StatsSA proposes changes to GDP metrics, for accuracy in trying times

Statistics South Africa says it will review its data compilation methods for monitoring the country’s Gross Domestic Product early next year. Annualised data showed large fluctuations as Covid-19 rattled the economy in 2020. Comparing this year’s data with corresponding periods last year certainly isn’t comparing apples to apples. StatsSA says its proposed new methodology will provide a more accurate overview of the economy’s performance even when shocks and anomalies occur. – Melani Nathan.

South Africa statistics agency may drop focus on annualised GDP

By Monique Vanek

(Bloomberg)– Statistics South Africa may move away from using the annualized quarterly change in gross domestic product as its main measure for the performance of the economy.

The statistics office will start consultations with its user community early next year about the possibility of switching focus to the non-annualized quarter-on-quarter seasonally adjusted figure, said Joe de Beer, deputy director-general of economic statistics.

Such a move would mean smaller fluctuations in the headline number when abnormal events, such as rotating power cuts or this year’s coronavirus-related lockdown, happen, De Beer said in an interview Tuesday in Pretoria. He was speaking after the release of third-quarter GDP data. It also would bring Africa’s most-industrialized economy more into line with some Organisation for Economic Co-operation and Development countries.

What Bloomberg economics says

“The change in Statistics South Africa’s reported GDP growth rate will reduce the large swings that we have come to see in the data, especially when the economy is hit by a shock. It will also help to reduce the confusion that we have seen around the correct interpretation of the statistics. It bring us in line with international reporting standard — making it easier to draw comparisons. This becomes important as we continue to track and compare the pace of recovery across different markets.”–Boingotlo Gasealahwe, Africa economist

The statistics office went to great effort this year to explain how annualized GDP data — which shows how the economy would’ve performed for the full year if the quarter-on-quarter rate were to occur four times in succession — could be misread.

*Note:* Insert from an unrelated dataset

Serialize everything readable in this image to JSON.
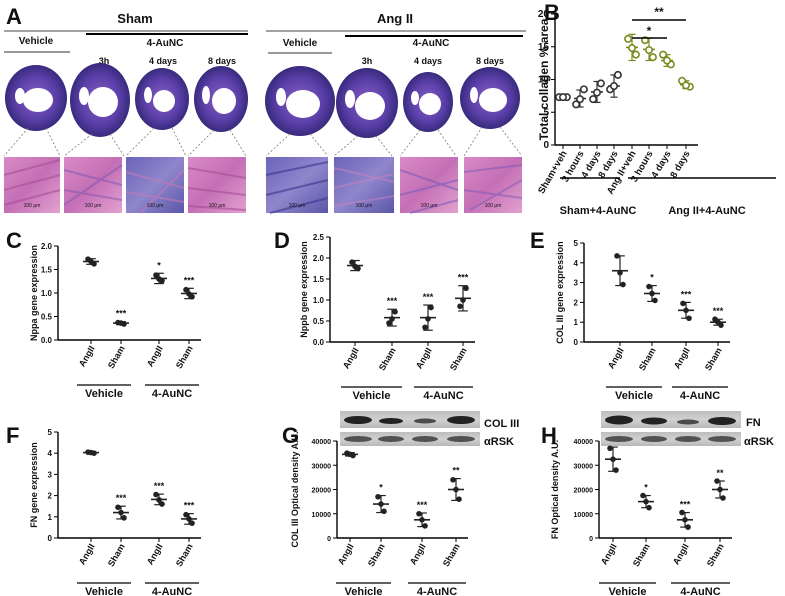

Tuesday’s data showed the economy expanded by an annualized 66.1% in the three months through September from the previous quarter. That’s after contracting by an annualized 51.7% in the three months through June, when most activity was shuttered due to coronavirus restrictions.

However, on a non-annualized basis, GDP grew by 13.5% quarter-on-quarter, after contracting by a non-annualized 16.6% in the prior three months.

Different perspective

The annualized rate “provides a crude forecasting model that is useful in times of stable economic performance, but less so in a highly volatile environment,” Statistics South Africa said in its GDP report.

Users who will be consulted include the Statistics Council, academics, banks, the central bank, provinces and the National Treasury.

If the move is agreed to, the statistics office should start using the new measure with the release in June of the first-quarter’s data. The GDP data release will be accompanied with a new reference year and revised weights of the various sectors that are used to calculate output.

Statistics South Africa usually revises and updates GDP data every five years and the last overhaul was in 2014. The publication of the benchmarked and rebased GDP results was postponed from this year due to the pandemic.

The adjustment is unlikely to bring material changes to recent growth outcomes in an economy that’s stuck in the longest downward cycle since 1945 and strained by political and policy instability, poor business confidence and regular electricity cuts.